The current file I’m working with has 1 tree with multiple branches and I would like to split it into 3 seperate files.
What I’m currently doing is loading each branch with a reader, pushing back a vector with the value from the reader then at the end saving them all to 3 root files. This feels inneficient. I would ideally like a way to split them without having to read and push back each entry individually. For example can I take the “first entry” of a tree and save that instead of the first entry of each branch? Or even just call some kind of “split” function?
It would also help if I could generalise this to a root file with multiple directories and trees but just for a single tree is all I need for now…
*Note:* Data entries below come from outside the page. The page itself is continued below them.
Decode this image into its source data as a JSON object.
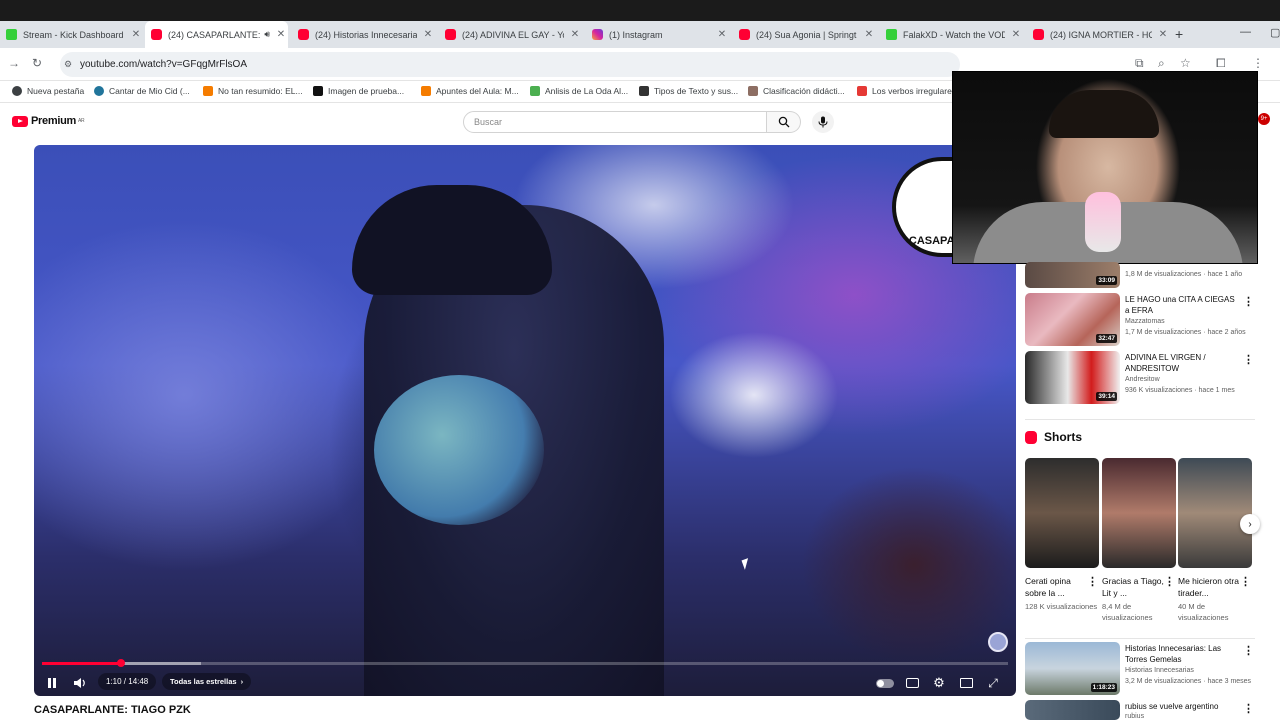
{
  "tabs": [
    {
      "title": "Stream - Kick Dashboard",
      "icon": "kick-icon"
    },
    {
      "title": "(24) CASAPARLANTE:",
      "icon": "youtube-icon",
      "active": true
    },
    {
      "title": "(24) Historias Innecesarias",
      "icon": "youtube-icon"
    },
    {
      "title": "(24) ADIVINA EL GAY - Yo",
      "icon": "youtube-icon"
    },
    {
      "title": "(1) Instagram",
      "icon": "instagram-icon"
    },
    {
      "title": "(24) Sua Agonia | Springt",
      "icon": "youtube-icon"
    },
    {
      "title": "FalakXD - Watch the VOD",
      "icon": "kick-icon"
    },
    {
      "title": "(24) IGNA MORTIER - HC",
      "icon": "youtube-icon"
    }
  ],
  "address": {
    "url": "youtube.com/watch?v=GFqgMrFlsOA"
  },
  "bookmarks": [
    "Nueva pestaña",
    "Cantar de Mio Cid (...",
    "No tan resumido: EL...",
    "Imagen de prueba...",
    "Apuntes del Aula: M...",
    "Anlisis de La Oda Al...",
    "Tipos de Texto y sus...",
    "Clasificación didácti...",
    "Los verbos irregulares"
  ],
  "youtube": {
    "logo_text": "Premium",
    "region": "AR",
    "search_placeholder": "Buscar"
  },
  "player": {
    "channel_watermark": "CASAPARLANTE",
    "time": "1:10 / 14:48",
    "chapter": "Todas las estrellas",
    "progress_fraction": 0.082,
    "buffer_fraction": 0.165
  },
  "video_title": "CASAPARLANTE: TIAGO PZK",
  "recommendations": [
    {
      "title": "",
      "channel": "",
      "meta": "1,8 M de visualizaciones · hace 1 año",
      "duration": "33:09"
    },
    {
      "title": "LE HAGO una CITA A CIEGAS a EFRA",
      "channel": "Mazzatomas",
      "meta": "1,7 M de visualizaciones · hace 2 años",
      "duration": "32:47"
    },
    {
      "title": "ADIVINA EL VIRGEN / ANDRESITOW",
      "channel": "Andresitow",
      "meta": "936 K visualizaciones · hace 1 mes",
      "duration": "39:14"
    }
  ],
  "shorts": {
    "heading": "Shorts",
    "items": [
      {
        "title": "Cerati opina sobre la ...",
        "views": "128 K visualizaciones"
      },
      {
        "title": "Gracias a Tiago, Lit y ...",
        "views": "8,4 M de visualizaciones"
      },
      {
        "title": "Me hicieron otra tirader...",
        "views": "40 M de visualizaciones"
      }
    ]
  },
  "more_recs": [
    {
      "title": "Historias Innecesarias: Las Torres Gemelas",
      "channel": "Historias Innecesarias",
      "meta": "3,2 M de visualizaciones · hace 3 meses",
      "duration": "1:18:23"
    },
    {
      "title": "rubius se vuelve argentino",
      "channel": "rubius",
      "meta": "",
      "duration": ""
    }
  ],
  "colors": {
    "brand_red": "#ff0033",
    "tab_bar": "#dfe3e8"
  }
}
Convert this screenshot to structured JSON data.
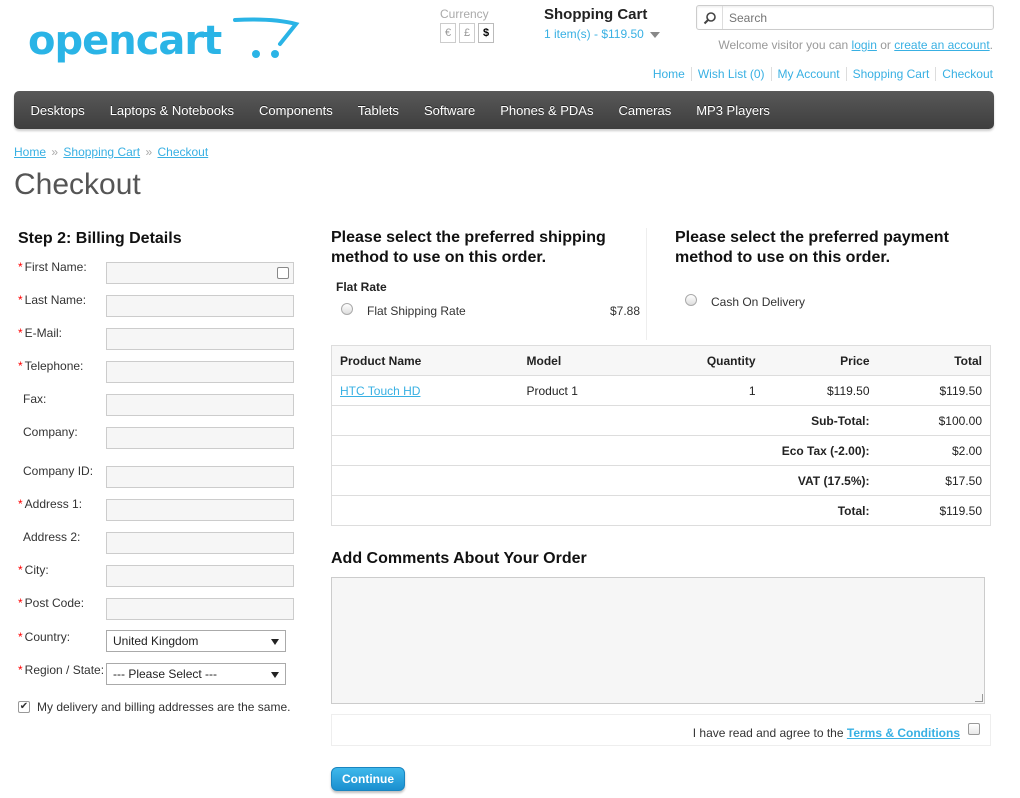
{
  "header": {
    "logo_text": "opencart",
    "currency": {
      "label": "Currency",
      "options": [
        "€",
        "£",
        "$"
      ],
      "selected": "$"
    },
    "cart": {
      "title": "Shopping Cart",
      "summary": "1 item(s) - $119.50"
    },
    "search": {
      "placeholder": "Search"
    },
    "welcome": {
      "prefix": "Welcome visitor you can",
      "login": "login",
      "or": "or",
      "create": "create an account",
      "suffix": "."
    },
    "top_links": [
      "Home",
      "Wish List (0)",
      "My Account",
      "Shopping Cart",
      "Checkout"
    ]
  },
  "menu": [
    "Desktops",
    "Laptops & Notebooks",
    "Components",
    "Tablets",
    "Software",
    "Phones & PDAs",
    "Cameras",
    "MP3 Players"
  ],
  "breadcrumb": {
    "items": [
      "Home",
      "Shopping Cart",
      "Checkout"
    ],
    "separator": "»"
  },
  "page_title": "Checkout",
  "billing": {
    "heading": "Step 2: Billing Details",
    "fields": [
      {
        "label": "First Name:",
        "required": true,
        "value": ""
      },
      {
        "label": "Last Name:",
        "required": true,
        "value": ""
      },
      {
        "label": "E-Mail:",
        "required": true,
        "value": ""
      },
      {
        "label": "Telephone:",
        "required": true,
        "value": ""
      },
      {
        "label": "Fax:",
        "required": false,
        "value": ""
      },
      {
        "label": "Company:",
        "required": false,
        "value": ""
      },
      {
        "label": "Company ID:",
        "required": false,
        "value": ""
      },
      {
        "label": "Address 1:",
        "required": true,
        "value": ""
      },
      {
        "label": "Address 2:",
        "required": false,
        "value": ""
      },
      {
        "label": "City:",
        "required": true,
        "value": ""
      },
      {
        "label": "Post Code:",
        "required": true,
        "value": ""
      }
    ],
    "country": {
      "label": "Country:",
      "value": "United Kingdom"
    },
    "region": {
      "label": "Region / State:",
      "value": "--- Please Select ---"
    },
    "same_address": {
      "label": "My delivery and billing addresses are the same.",
      "checked": true
    }
  },
  "shipping": {
    "heading": "Please select the preferred shipping method to use on this order.",
    "group_title": "Flat Rate",
    "option_label": "Flat Shipping Rate",
    "option_price": "$7.88"
  },
  "payment": {
    "heading": "Please select the preferred payment method to use on this order.",
    "option_label": "Cash On Delivery"
  },
  "order": {
    "columns": [
      "Product Name",
      "Model",
      "Quantity",
      "Price",
      "Total"
    ],
    "products": [
      {
        "name": "HTC Touch HD",
        "model": "Product 1",
        "quantity": "1",
        "price": "$119.50",
        "total": "$119.50"
      }
    ],
    "totals": [
      {
        "label": "Sub-Total:",
        "value": "$100.00"
      },
      {
        "label": "Eco Tax (-2.00):",
        "value": "$2.00"
      },
      {
        "label": "VAT (17.5%):",
        "value": "$17.50"
      },
      {
        "label": "Total:",
        "value": "$119.50"
      }
    ]
  },
  "comments": {
    "heading": "Add Comments About Your Order",
    "value": ""
  },
  "agree": {
    "prefix": "I have read and agree to the",
    "link": "Terms & Conditions",
    "checked": false
  },
  "continue_label": "Continue",
  "colors": {
    "accent": "#38b0e3",
    "menu_bg": "#4a4a4a",
    "required": "#ff0000"
  }
}
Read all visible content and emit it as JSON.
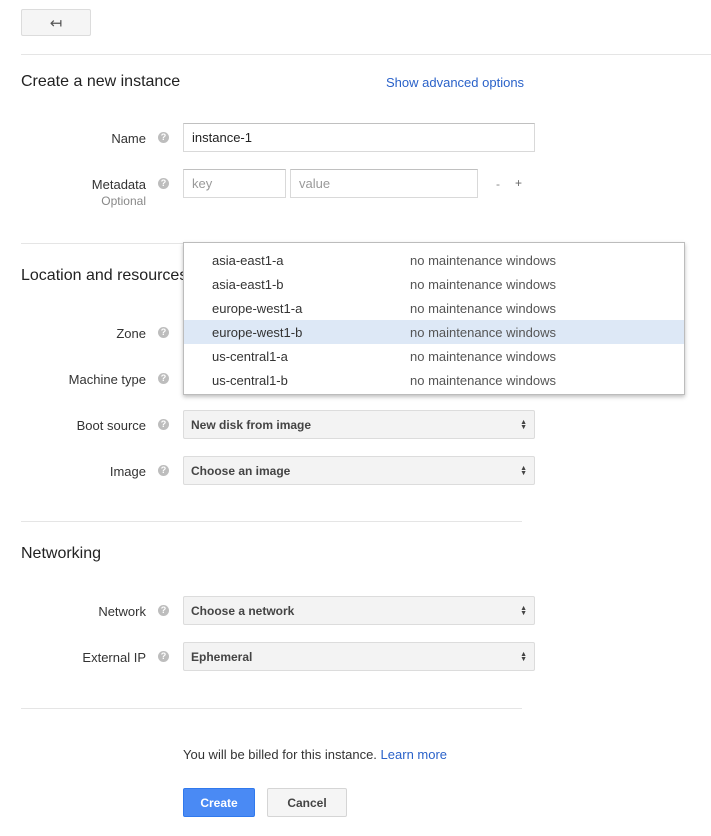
{
  "toolbar": {
    "back_icon": "back-arrow-icon",
    "back_glyph": "↤"
  },
  "header": {
    "title": "Create a new instance",
    "advanced_link": "Show advanced options"
  },
  "help_glyph": "?",
  "name_field": {
    "label": "Name",
    "value": "instance-1"
  },
  "metadata": {
    "label": "Metadata",
    "sublabel": "Optional",
    "key_placeholder": "key",
    "value_placeholder": "value",
    "remove_label": "-",
    "add_label": "+"
  },
  "location": {
    "title": "Location and resources",
    "zone_label": "Zone",
    "machine_type_label": "Machine type",
    "boot_source": {
      "label": "Boot source",
      "value": "New disk from image"
    },
    "image": {
      "label": "Image",
      "value": "Choose an image"
    }
  },
  "zone_dropdown": {
    "options": [
      {
        "zone": "asia-east1-a",
        "maintenance": "no maintenance windows"
      },
      {
        "zone": "asia-east1-b",
        "maintenance": "no maintenance windows"
      },
      {
        "zone": "europe-west1-a",
        "maintenance": "no maintenance windows"
      },
      {
        "zone": "europe-west1-b",
        "maintenance": "no maintenance windows"
      },
      {
        "zone": "us-central1-a",
        "maintenance": "no maintenance windows"
      },
      {
        "zone": "us-central1-b",
        "maintenance": "no maintenance windows"
      }
    ],
    "highlighted": "europe-west1-b"
  },
  "networking": {
    "title": "Networking",
    "network": {
      "label": "Network",
      "value": "Choose a network"
    },
    "external_ip": {
      "label": "External IP",
      "value": "Ephemeral"
    }
  },
  "billing": {
    "text": "You will be billed for this instance.",
    "learn_more": "Learn more"
  },
  "actions": {
    "create_label": "Create",
    "cancel_label": "Cancel"
  },
  "colors": {
    "primary_button": "#4a8af4",
    "link": "#2a62c9",
    "dropdown_highlight": "#dde8f6"
  }
}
Wow okay these look pretty powerful. The only issue I could see myself having: How to get every 3rd event in rooteventselector? Would I have to call it many times with the same destination but like so:
I could of course get the number of events in the file then take the first 3rd, second 3rd, and final third but I feel its better to alternate in a TVT split.
Hi @lgolino , rooteventselector & co. are command line tools so you can use them e.g. from bash scripts.
If you need something more than they offer, you will have to write a C++ or Python program (for instance I don’t think rooteventselector lets you pick one entry every 3).
For those more complicated tasks the most high-level but still flexible interface is RDataFrame, e.g. for the split you want to do you might write:
import ROOT
# for simplicity do not use lazy Snapshots and run 3 event loops
df = ROOT.RDataFrame("treename", "source.root")
df.Filter("rdfentry_ % 3 == 0").Snapshot("outputtree", "train.root")
df.Filter("rdfentry_ % 3 == 1").Snapshot("outputtree", "valid.root")
df.Filter("rdfentry_ % 3 == 1").Snapshot("outputtree", "test.root")
That snippet performs 3 separate loops over the data, one per Snapshot call, for simplicity – but you can also pass options to Snapshot to make it lazy and perform the 3 writes during the same read.